Menurut saya, All New Toyota C-HR adalah mobil Toyota yang memiliki desain paling menarik dibandingkan dengan mobil-mobil Toyota yang ada di pasar Indonesia saat ini. Coba sebut Toyota Sienta, Voxy, Yaris, Fortuner atau Alphard dan Velfire. Tidak ada yang menandingi daya tarik desain eksterior C-HR. Dari depan sampai belakang penuh lekukan yang membuat kendaraan terlihat agresif.
Secara eksterior, garis desain Toyota C-HR memang sangat berani hal ini merepresentasikan pasar yang ingin dituju oleh crossover 5 penumpang ini. Yaitu orang-orang yang dinamis dan senang berkendara.
Kap mesin dibuat seperti dome di tengahnya setelah itu di sisi kiri dan kanan terdapat semacam garis bahu. Kap mesinnya mirip dengan punya Vios. Grille pun dibuat berbeda dengan bentuk sedikit melancip di bagian nose.

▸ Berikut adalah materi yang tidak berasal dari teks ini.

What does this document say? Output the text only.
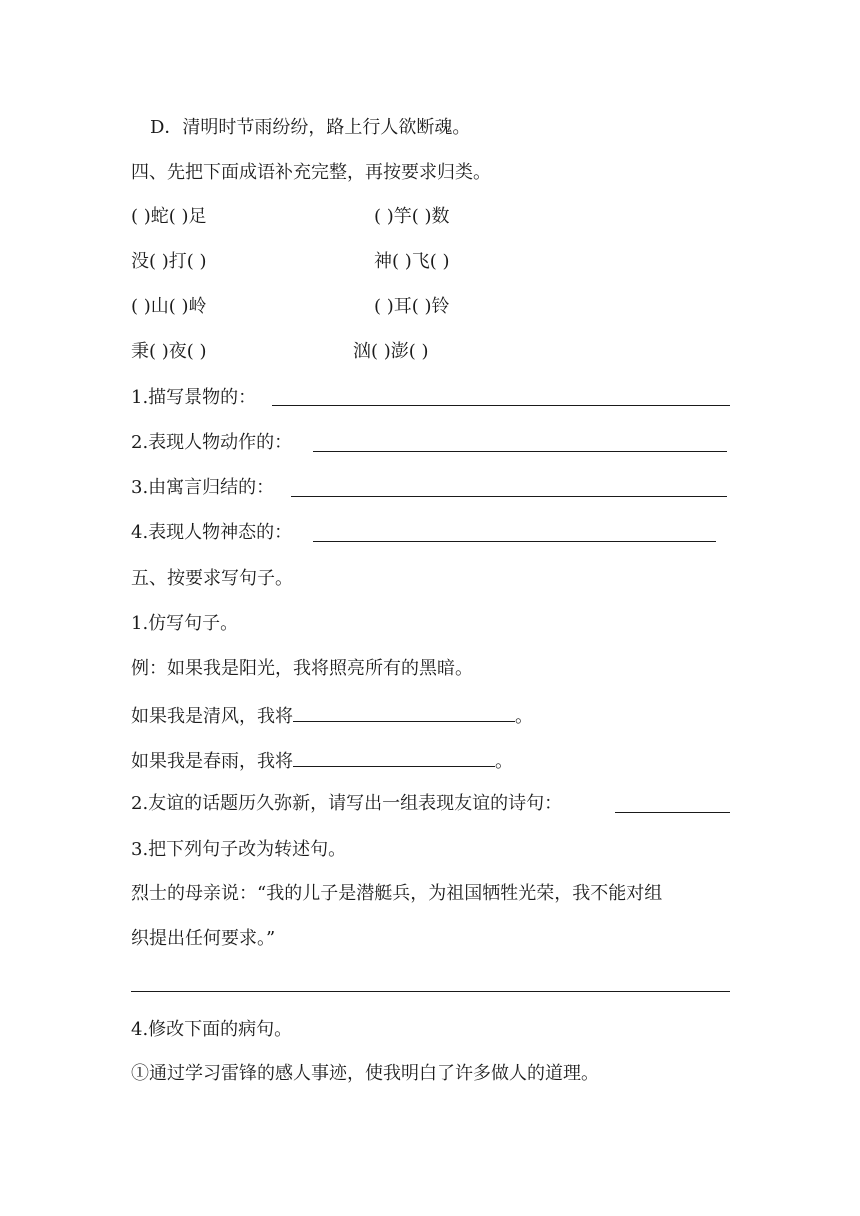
D．清明时节雨纷纷，路上行人欲断魂。
四、先把下面成语补充完整，再按要求归类。
( )蛇( )足	( )竽( )数
没( )打( )	神( )飞( )
( )山( )岭	( )耳( )铃
秉( )夜( )	汹( )澎( )
1.描写景物的：
2.表现人物动作的：
3.由寓言归结的：
4.表现人物神态的：
五、按要求写句子。
1.仿写句子。
例：如果我是阳光，我将照亮所有的黑暗。
如果我是清风，我将	。
如果我是春雨，我将	。
2.友谊的话题历久弥新，请写出一组表现友谊的诗句：
3.把下列句子改为转述句。
烈士的母亲说：“我的儿子是潜艇兵，为祖国牺牲光荣，我不能对组
织提出任何要求。”
4.修改下面的病句。
①通过学习雷锋的感人事迹，使我明白了许多做人的道理。
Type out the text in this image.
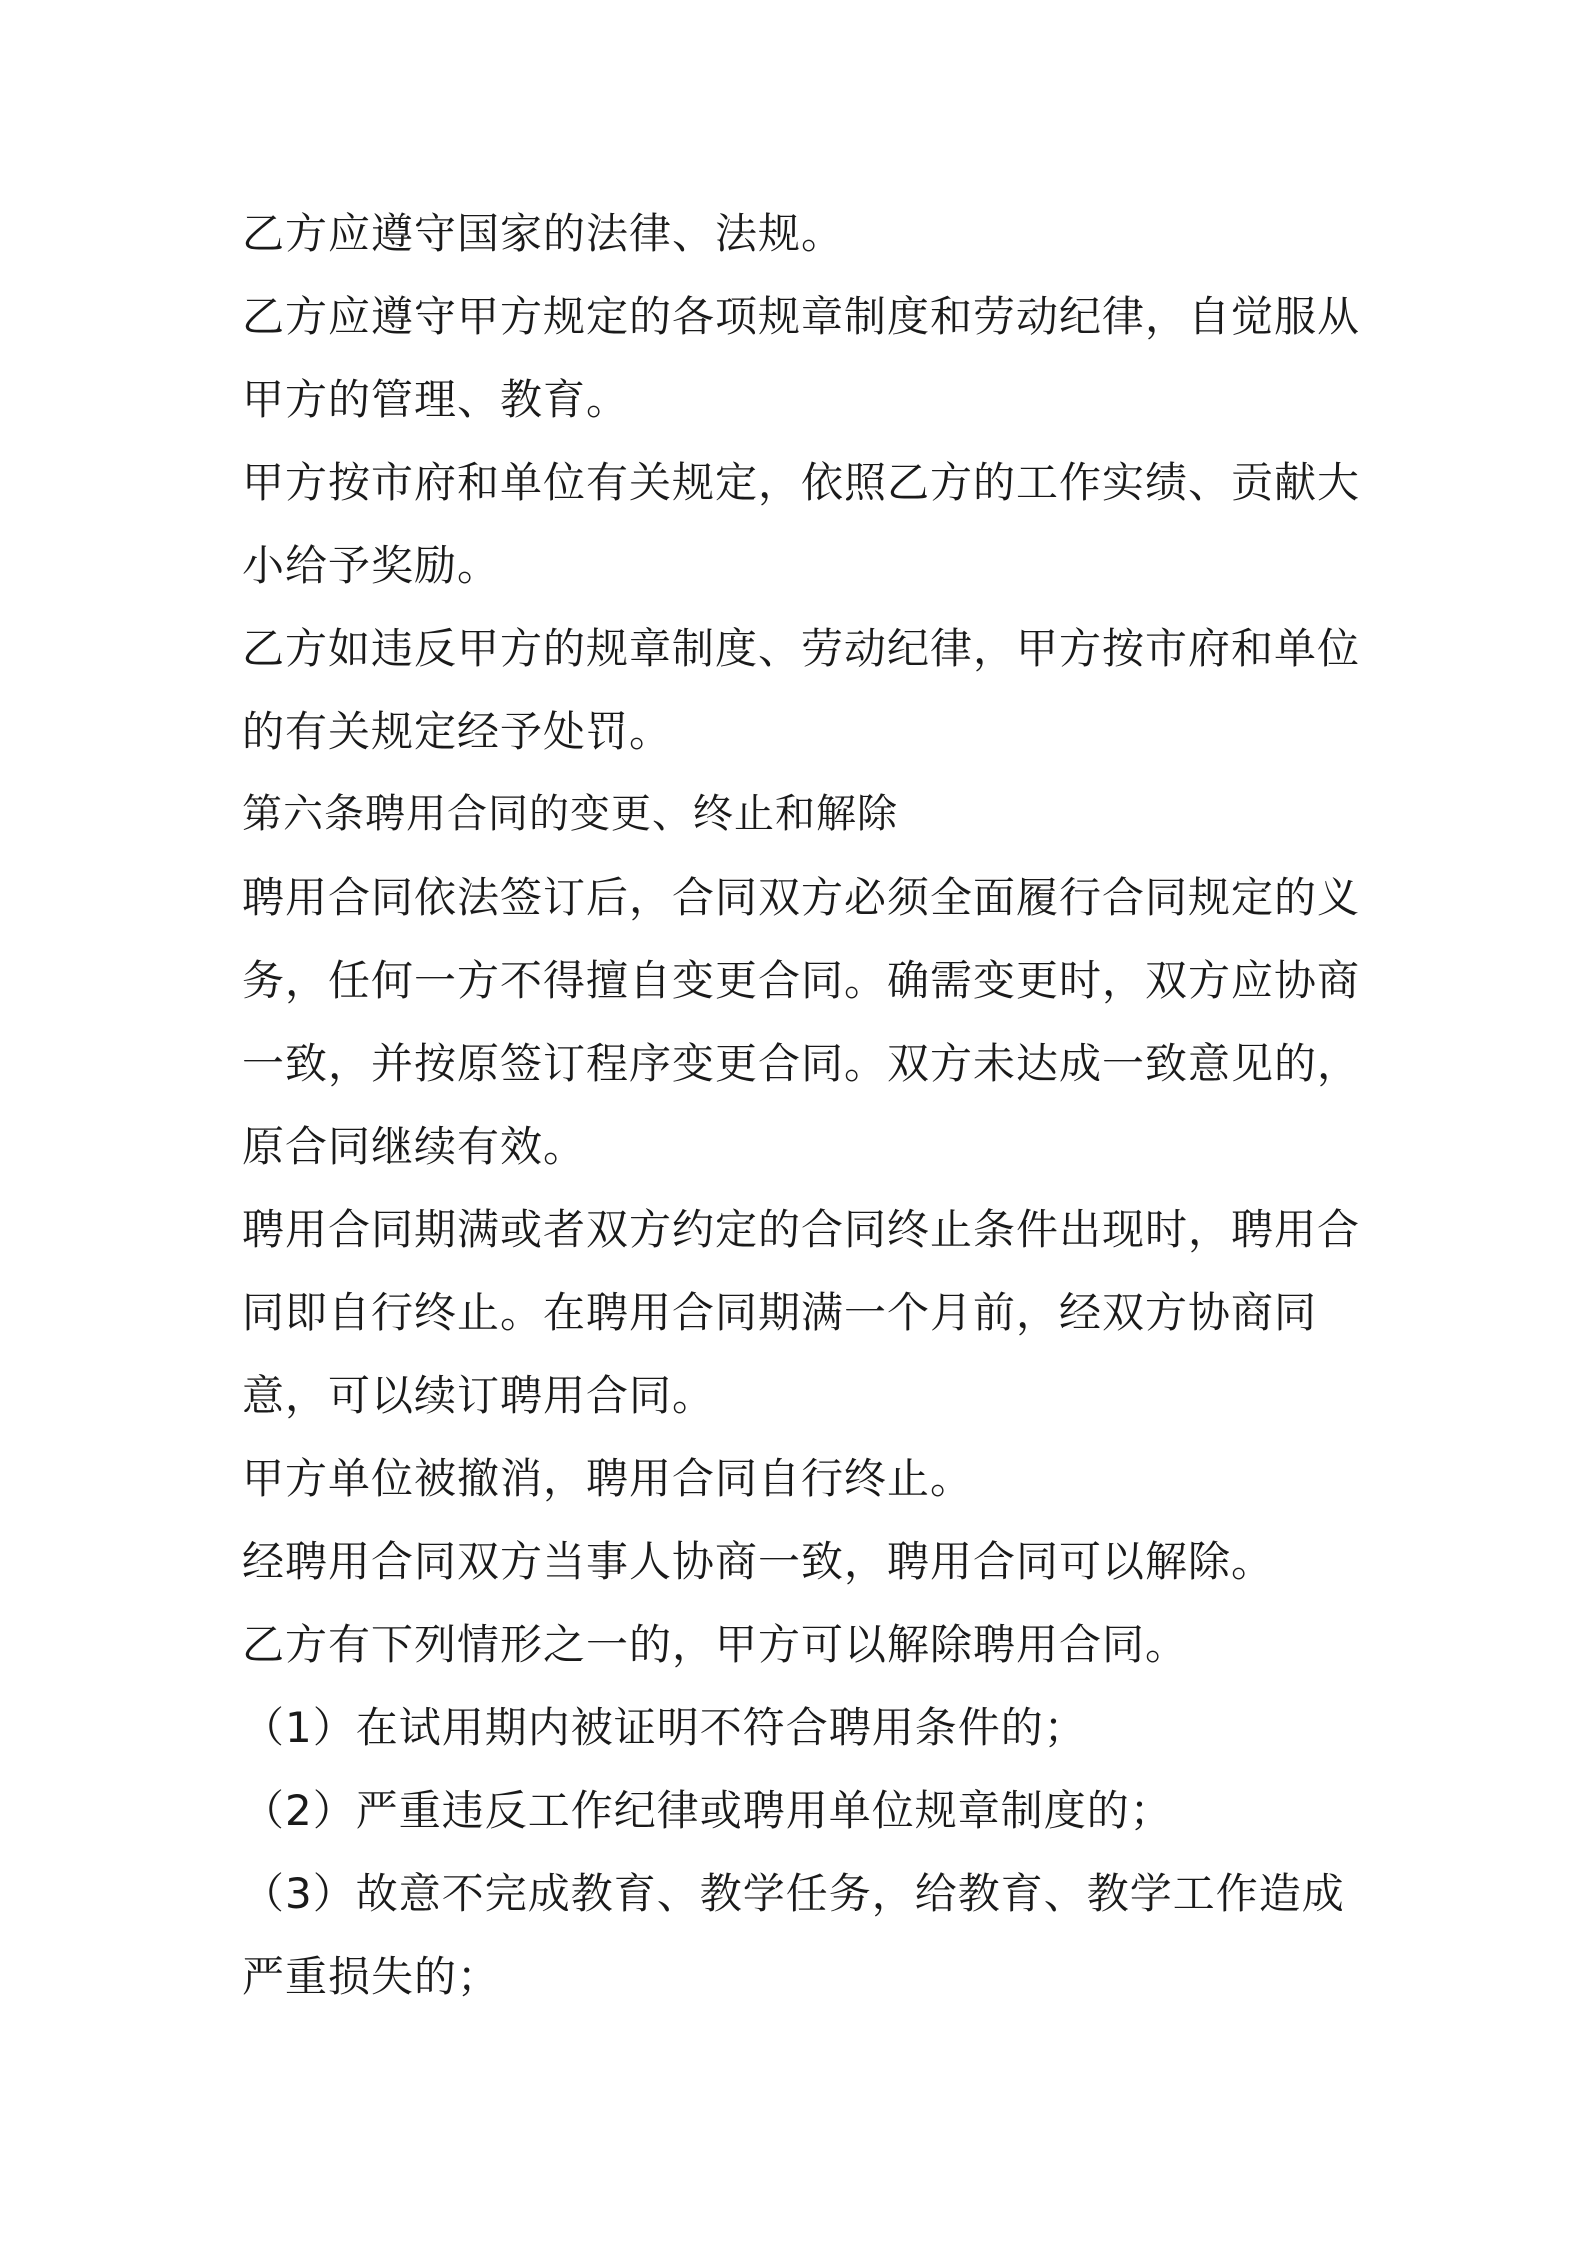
乙方应遵守国家的法律、法规。

乙方应遵守甲方规定的各项规章制度和劳动纪律，自觉服从甲方的管理、教育。

甲方按市府和单位有关规定，依照乙方的工作实绩、贡献大小给予奖励。

乙方如违反甲方的规章制度、劳动纪律，甲方按市府和单位的有关规定经予处罚。

第六条聘用合同的变更、终止和解除

聘用合同依法签订后，合同双方必须全面履行合同规定的义务，任何一方不得擅自变更合同。确需变更时，双方应协商一致，并按原签订程序变更合同。双方未达成一致意见的，原合同继续有效。

聘用合同期满或者双方约定的合同终止条件出现时，聘用合同即自行终止。在聘用合同期满一个月前，经双方协商同意，可以续订聘用合同。

甲方单位被撤消，聘用合同自行终止。

经聘用合同双方当事人协商一致，聘用合同可以解除。

乙方有下列情形之一的，甲方可以解除聘用合同。

（1）在试用期内被证明不符合聘用条件的；

（2）严重违反工作纪律或聘用单位规章制度的；

（3）故意不完成教育、教学任务，给教育、教学工作造成严重损失的；
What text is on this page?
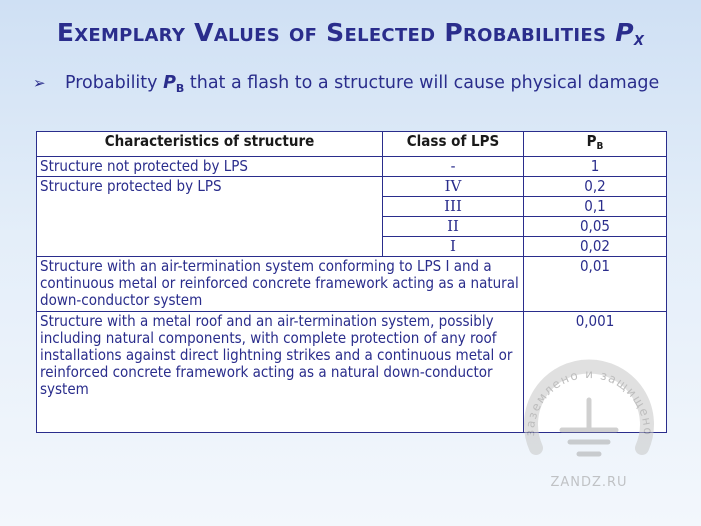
Exemplary Values of Selected Probabilities $P_X$
➢ Probability $P_B$ that a flash to a structure will cause physical damage
Characteristics of structure	Class of LPS	$P_B$
Structure not protected by LPS	-	1
Structure protected by LPS	IV	0,2
	III	0,1
	II	0,05
	I	0,02
Structure with an air-termination system conforming to LPS I and a continuous metal or reinforced concrete framework acting as a natural down-conductor system		0,01
Structure with a metal roof and an air-termination system, possibly including natural components, with complete protection of any roof installations against direct lightning strikes and a continuous metal or reinforced concrete framework acting as a natural down-conductor system		0,001
заземлено и защищено
ZANDZ.RU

Bagian samping pun memiliki desain dengan garis yang tegas dan menonjol, apalagi pada bagian belakangnya, ditandai dengan lampu belakang yang terlihat agresif. Hampir semua mata orang yang berpapasan dengan C-HR selalu melirik. Bahkan di jalanan Jakarta yang orangnya terkenal doyan menyerobot, ketika kami berpindah lajur atau pun bersilangan di persimpangan, mobil-mobil memberikan jalan. Hal itu tak akan terjadi kalau Anda membawa Sienta, Fortuner atau Voxy.
Saya tak perlu membahas soal interior dan fitur lebih dalam karena sudah kami bahas pada review sebelumnya secara lengkap. Yang menjadi pertanyaan kami sebagai jurnalis dan juga pecinta mobil, dengan harga Rp 490 juta on the road untuk tipe Two Tone yang kami coba mobil ini terlalu mahal. Minim fitur, semisal pengaturan jok pengemudi dan penumpang depan masih manual terkecuali pengaturan lumbar di jok pengemudi. Pintu bagasi pun masih sistem manual, belum elektrik.

Toyota C-HR memang sudah dilengkapi dengan Rear View Camera, Blind Spot Monitoring, Vehicle Stability Control (VSC), 7 SRS airbag, Hill Start Assist dan pengereman ABS, EBD dan BA, tapi banyak orang menganggap hal itu tidak sepadan dengan harganya. Saya cukup tergelitik untuk menelaahnya dan apa yang menjadikan mobil ini juga menjadi Carvaganza Editors Choice 2018.
Dibekali mesin berkode 2ZR-FBE 4 silinder segaris 16 valve DOHC VVT-I 1.5 liter, mobil ini menghasilkan 140 hp dan torsi maksimal 171 Nm. Mesin terasa halus dan karena dikombinasikan dengan CVT 7-kecepatan mode manual shiftmatic, tenaga di putaran rendah terasa tak nendang. Rasanya sangat linear, namun ketika di atas 2500 rpm, terasa lebih ‘nonjok.’ Perpindahan gigi transmisi sangat halus, bahkan tidak terasa. Anda baru merasakan perpindahan gigi transmisi jika menggunakan mode manual di mana tuas transmisi tinggal digeser ke kanan dan tinggal dipindahkan gigi naik atau turunnya. Terdapat pula fitur auto hold yang bisa difungsikan pada saat traffic stop and go atau di tanjakan.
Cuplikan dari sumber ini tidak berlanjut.